Consider $\ds (1-\frac{x}{x^2+y^2}dx-\frac{y}{x^2+y^2}dy=0,
\Rightarrow p=1-\frac{x}{x^2+y^2},$

$\ds q=-\frac{y}{x^2+y^2}, \,\,\,\, \frac{\pl p}{\pl
y}=\frac{2xy}{(x^2+y^2)^2}, \,\,\,\, \frac{\pl q}{\pl
x}=\frac{2xy}{(x^2+y^2)^2} \Rightarrow$ exact.

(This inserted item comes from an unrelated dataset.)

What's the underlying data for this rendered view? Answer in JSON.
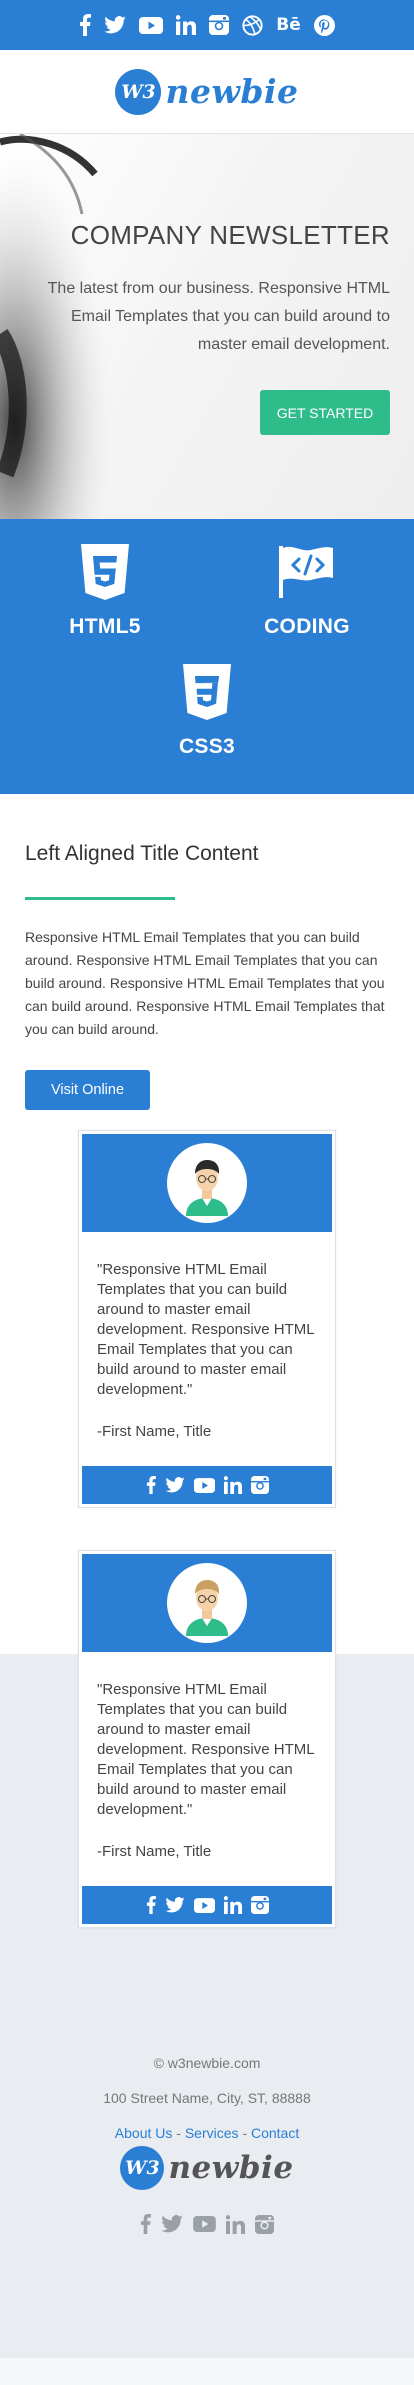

$\ds\frac{\pl F}{\pl x}=1-\frac{x}{x^2+y^2} \Rightarrow
F(x,y)=x-\frac{1}{2}\ln(x^2+y^2)+f(y)$

$\ds\Rightarrow \frac{\pl F}{\pl
y}=\frac{-y}{x^2+y^2}+\frac{df}{dy}$

$\ds\frac{\pl F}{\pl y}=-\frac{y}{x^2+y^2}$  hence
$\ds\frac{df}{dy}=0, \,\,\, f(y)=c$

so the solution is $\ds x-\frac{1}{2}\ln(x^2+y^2)=A$


\end{document}